“Behold, I send you out as sheep in the midst of wolves. Therefore be wise as serpents and harmless as doves. But beware of men, for they will deliver you up to councils and scourge you in their synagogues. You will be brought before governors and kings for My sake, as a testimony to them and to the Gentiles. But when they deliver you up, do not worry about how or what you should speak. For it will be given to you in that hour what you should speak; for it is not you who speak, but the Spirit of your Father who speaks in you.
“Now brother will deliver up brother to death, and a father his child; and children will rise up against parents and cause them to be put to death. And you will be hated by all for My name’s sake. But he who endures to the end will be saved. When they persecute you in this city, flee to another. For assuredly, I say to you, you will not have gone through the cities of Israel before the Son of Man comes. (Matthew 10:16-23)
We’re going to suffer.
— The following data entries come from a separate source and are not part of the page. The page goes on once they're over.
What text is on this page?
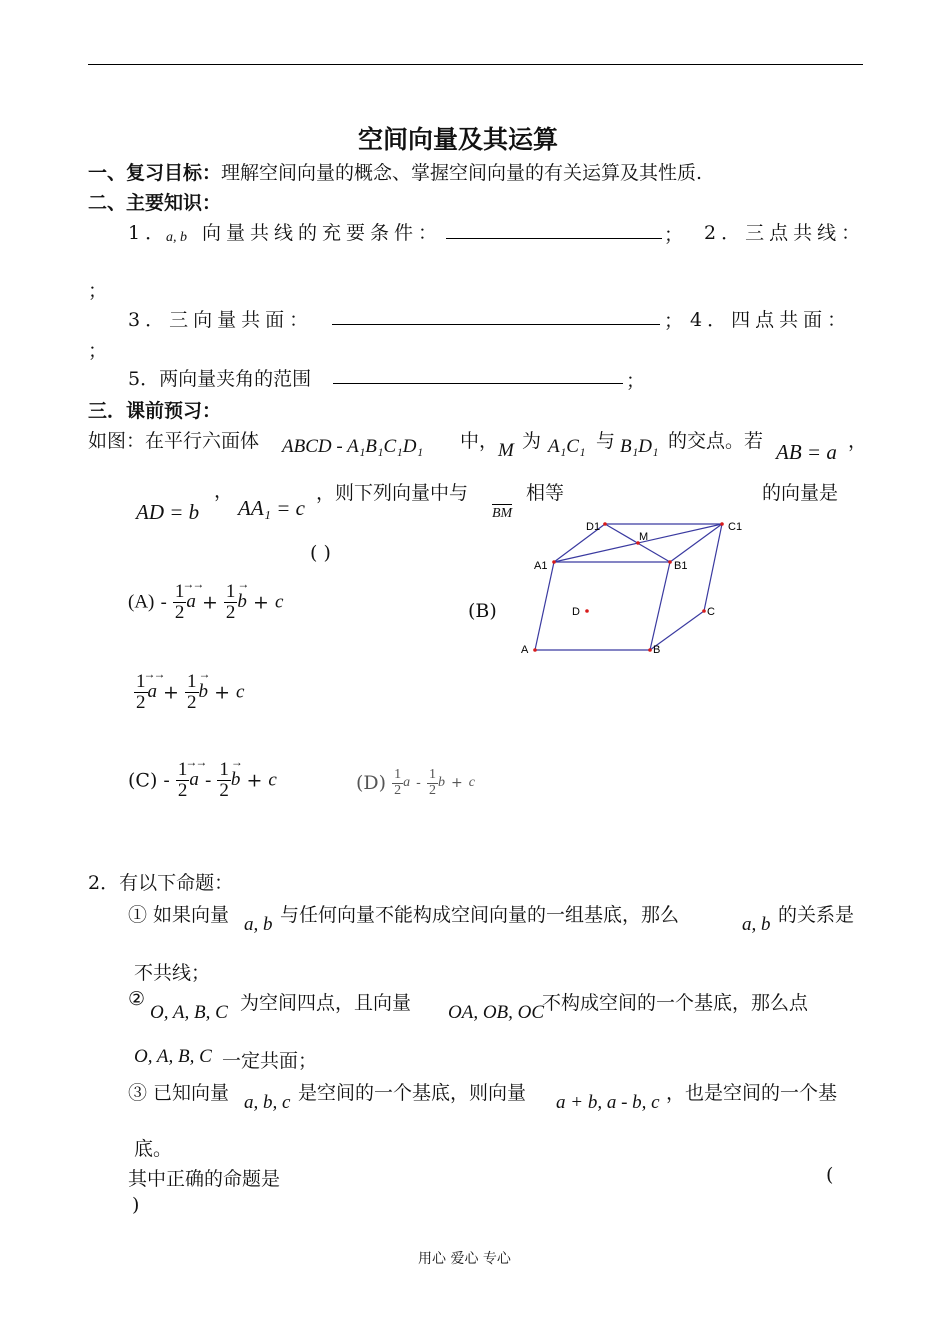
空间向量及其运算
一、复习目标：理解空间向量的概念、掌握空间向量的有关运算及其性质.
二、主要知识：
1．
a, b 向量共线的充要条件：	； 2．三点共线：
；
3．三向量共面：	； 4．四点共面：
；
5．两向量夹角的范围	；
三．课前预习：
如图：在平行六面体 ABCD - A₁B₁C₁D₁ 中， M 为 A₁C₁ 与 B₁D₁ 的交点。若 AB = a ，
AD = b
，
AA₁ = c
，则下列向量中与
BM
相等	的向量是
( )
$(A) - \frac{1}{2}$
→→ $a + \frac{1}{2}$
→ b + c	(B)
$\frac{1}{2}$
→→ $a + \frac{1}{2}$
→ b + c
$(C) - \frac{1}{2}$
→→ a - $\frac{1}{2}$
→ b + c	$(D) \frac{1}{2}$ a - $\frac{1}{2}$ b + c
D1	C1
M
A1	B1
D	C
A	B
2．有以下命题：
① 如果向量 a, b 与任何向量不能构成空间向量的一组基底，那么	a, b 的关系是
不共线；
②
O, A, B, C 为空间四点，且向量 OA, OB, OC
不构成空间的一个基底，那么点
O, A, B, C 一定共面；
③ 已知向量 a, b, c 是空间的一个基底，则向量 a + b, a - b, c ，也是空间的一个基
底。
其中正确的命题是	(
)
用心 爱心 专心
Jesus expects us to. When Jesus sent his disciples out into the world to proclaim the Good News and to heal people, he warned them that they were defenseless.
What Jesus described to them was, and ever has been, the experience of the Christian church. Without end, portions of the body of Christ have always experienced persecution, from the time of the Romans until the modern era. Usually that opposition came from the outside, but sometimes it came from inside their own families. And how did Jesus suggest his followers respond to persecution? To endure it if necessary, and to flee from it if possible.
Jesus told his disciples that they would not pass through all the cities of Israel before “the son of Man comes.” Although some take Jesus’ words as a prophesy regarding the second coming, the context seems to suggest something else. The twelve went among several villages in Galilee, then Jesus and his disciples went to Jerusalem and Jesus was crucified. Therefore Jesus’ crucifixion and the resurrection were the “coming” Jesus was speaking of: the redemption of humanity, the beginning of the kingdom of God in the hearts of people everywhere. Since Jesus endured the cross and lives with us today, we can endure anything.